Sheila was oblivious, setting out gleaming cups and saucers on a doily-covered tray.
‘You ought to take more care of yourself. I’ve told you I’ll come and give you a hand with your housework if you like; two fifty an hour. Cash of course.’
Dora grinned. ‘Pinkerton’s going rate?’
Sheila shook her head and wiped up an imaginary sugar spill. ‘Never heard of them. An agency, are they?’
‘It was a joke. Can I help you with anything?’
Sheila sniffed. ‘It’s all done now. You didn’t come through the Milburn Estate again, did you?’ she demanded, arranging bourbons on a small silver plate.
‘Never miss.’ Dora leant over and prised a broken biscuit from the crinkly red plastic packaging before Sheila could consign it to the swingbin. ‘It’s a really pretty walk through those new little designer houses round the back. They’ve landscaped the parking bays now. Weeping willows and red hot pokers, very Sunday supplement.’
‘It’s sick. You didn’t put flowers down again?’
‘A single cream rose.’
Sheila sighed. ‘People talk, you know.’
‘It seems very fitting to mark the place where my husband died.’
‘That would be all very well if he was dead.’
Dora crunched the biscuit, hoovering wayward crumbs into her mouth with her tongue. ‘He might as well be. I like to mark the spot where our marriage finally passed away.’ She lifted her hands to add dramatic emphasis. ‘One final, fatal collision between magnolia and sage-green emulsion that changed two lives irrevocably.’
Sheila pursed her lips and picked up the tray. ‘Sick.’
‘I’m much happier now.’
‘People do not get divorced over emulsion.’
‘It was the final straw.’
Sheila sniffed. ‘Twenty years.’
‘Do we always have to talk about this? You always bring it up, it’s over, gone, dead.’
Sheila stood to one side while Dora opened the sitting-room door for her. ‘Talking about dead. Did you see they’re having Jack Rees’ funeral next week? Taken their time to get it organised. I suppose it’s getting all those bigwigs down here. It’s all over the Gazette . They did a special pull-out bit. You’d think he was royalty, the fuss they’re making.’ She took a newspaper out of the magazine rack. ‘I kept it for you.’

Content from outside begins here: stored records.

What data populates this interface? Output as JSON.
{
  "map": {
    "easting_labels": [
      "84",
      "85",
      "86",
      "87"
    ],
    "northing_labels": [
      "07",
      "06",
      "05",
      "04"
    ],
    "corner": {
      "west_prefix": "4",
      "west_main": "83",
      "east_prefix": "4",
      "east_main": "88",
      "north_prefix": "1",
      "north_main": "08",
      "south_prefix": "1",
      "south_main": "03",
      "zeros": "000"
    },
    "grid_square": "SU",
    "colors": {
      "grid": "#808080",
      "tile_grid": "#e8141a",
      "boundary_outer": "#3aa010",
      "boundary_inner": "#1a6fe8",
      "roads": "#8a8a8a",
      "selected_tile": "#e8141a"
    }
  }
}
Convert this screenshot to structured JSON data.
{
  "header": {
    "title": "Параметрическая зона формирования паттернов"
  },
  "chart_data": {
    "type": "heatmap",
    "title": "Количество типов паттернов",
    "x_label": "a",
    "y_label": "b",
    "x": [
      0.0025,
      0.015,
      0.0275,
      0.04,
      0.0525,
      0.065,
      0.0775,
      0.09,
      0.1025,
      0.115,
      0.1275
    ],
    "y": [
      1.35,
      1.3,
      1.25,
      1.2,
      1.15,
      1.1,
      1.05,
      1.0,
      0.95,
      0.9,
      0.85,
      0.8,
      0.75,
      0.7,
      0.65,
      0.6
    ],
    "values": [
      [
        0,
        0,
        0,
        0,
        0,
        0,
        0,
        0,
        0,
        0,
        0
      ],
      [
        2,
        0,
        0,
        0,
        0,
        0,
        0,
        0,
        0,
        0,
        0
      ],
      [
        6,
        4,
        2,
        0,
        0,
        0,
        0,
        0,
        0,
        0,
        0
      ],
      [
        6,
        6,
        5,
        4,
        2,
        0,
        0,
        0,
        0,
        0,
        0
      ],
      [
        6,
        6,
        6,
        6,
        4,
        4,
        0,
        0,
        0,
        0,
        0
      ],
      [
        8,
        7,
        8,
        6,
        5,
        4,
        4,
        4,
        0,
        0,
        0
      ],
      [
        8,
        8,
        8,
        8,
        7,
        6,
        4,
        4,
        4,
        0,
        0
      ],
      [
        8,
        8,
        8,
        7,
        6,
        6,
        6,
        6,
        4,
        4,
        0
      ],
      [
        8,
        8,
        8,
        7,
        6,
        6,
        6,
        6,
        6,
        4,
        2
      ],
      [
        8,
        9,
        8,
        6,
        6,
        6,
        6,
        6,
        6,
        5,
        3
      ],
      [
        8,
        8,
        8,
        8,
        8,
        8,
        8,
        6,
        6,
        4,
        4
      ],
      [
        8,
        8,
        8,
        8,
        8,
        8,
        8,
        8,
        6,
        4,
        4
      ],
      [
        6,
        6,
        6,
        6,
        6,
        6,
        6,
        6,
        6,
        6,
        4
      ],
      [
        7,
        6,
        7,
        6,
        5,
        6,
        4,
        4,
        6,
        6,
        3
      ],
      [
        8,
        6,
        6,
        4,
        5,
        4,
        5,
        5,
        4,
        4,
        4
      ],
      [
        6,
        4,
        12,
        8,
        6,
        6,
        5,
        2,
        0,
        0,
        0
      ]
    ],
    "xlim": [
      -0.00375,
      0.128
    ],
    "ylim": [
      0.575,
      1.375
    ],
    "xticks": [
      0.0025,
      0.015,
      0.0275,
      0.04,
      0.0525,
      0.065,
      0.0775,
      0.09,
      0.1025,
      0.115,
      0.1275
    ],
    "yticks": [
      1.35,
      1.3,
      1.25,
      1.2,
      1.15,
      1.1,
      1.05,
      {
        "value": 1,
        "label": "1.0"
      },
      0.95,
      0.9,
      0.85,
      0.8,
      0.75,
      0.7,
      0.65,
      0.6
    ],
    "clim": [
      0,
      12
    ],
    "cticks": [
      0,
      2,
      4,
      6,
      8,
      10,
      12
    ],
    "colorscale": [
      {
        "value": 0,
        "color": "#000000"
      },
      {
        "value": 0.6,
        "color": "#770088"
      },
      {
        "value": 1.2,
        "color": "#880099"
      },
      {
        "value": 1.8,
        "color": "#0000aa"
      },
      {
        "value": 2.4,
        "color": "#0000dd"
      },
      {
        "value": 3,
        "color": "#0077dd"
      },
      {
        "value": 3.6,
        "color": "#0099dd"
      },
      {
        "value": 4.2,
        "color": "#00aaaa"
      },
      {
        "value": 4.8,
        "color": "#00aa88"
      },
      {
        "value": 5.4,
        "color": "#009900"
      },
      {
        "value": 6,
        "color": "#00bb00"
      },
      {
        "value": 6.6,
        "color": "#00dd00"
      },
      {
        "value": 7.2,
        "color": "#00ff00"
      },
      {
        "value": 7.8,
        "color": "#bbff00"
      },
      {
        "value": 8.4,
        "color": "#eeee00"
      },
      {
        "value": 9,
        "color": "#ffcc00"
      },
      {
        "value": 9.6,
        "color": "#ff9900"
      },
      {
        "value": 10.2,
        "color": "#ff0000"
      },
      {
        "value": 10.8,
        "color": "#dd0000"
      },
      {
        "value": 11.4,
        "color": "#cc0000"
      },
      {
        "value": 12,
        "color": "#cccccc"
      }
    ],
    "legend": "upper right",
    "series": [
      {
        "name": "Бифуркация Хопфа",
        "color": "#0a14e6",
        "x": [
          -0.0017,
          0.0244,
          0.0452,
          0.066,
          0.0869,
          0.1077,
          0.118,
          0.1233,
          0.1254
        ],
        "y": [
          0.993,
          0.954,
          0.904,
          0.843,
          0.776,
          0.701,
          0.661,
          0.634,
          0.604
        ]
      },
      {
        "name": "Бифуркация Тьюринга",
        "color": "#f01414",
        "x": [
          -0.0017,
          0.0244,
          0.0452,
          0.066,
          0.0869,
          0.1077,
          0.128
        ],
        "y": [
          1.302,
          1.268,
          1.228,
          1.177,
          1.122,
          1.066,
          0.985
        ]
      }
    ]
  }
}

Dora stared down again at the familiar stranger’s face. Jack Rees was a local legend, a heroic tribal warrior woven into the fabric of Fairbeach history. She scanned the article – he’d been in his sixties. The report said it was his heart.
A small pain formed in her chest which she recognised as grief. It took her by surprise, though she knew the pain wasn’t personal, but an abstract, unexpected sense of loss for the passing of someone of worth.
The pain, mixed with her earlier unease, made her feel faint. She stood very, very still, aware of Sheila’s voice like a distant echo over the roar of the wind. The sitting room suddenly seemed as if it were a bright patchwork quilt of colours and light, all sewn together by Sheila’s insistent running-stitch voice.
Sheila rearranged the tray on a coffee table and picked up the newspaper, glancing over the same front page, talking all the time. She stepped closer, into sharp focus, every last stitch of her best Sunday dress and her best Sunday face caught in a spotlight’s glare in Dora’s mind. Sheila, Calvin and Lillian Bliss were just too much for anyone on a quiet Sunday morning. She suddenly felt sick.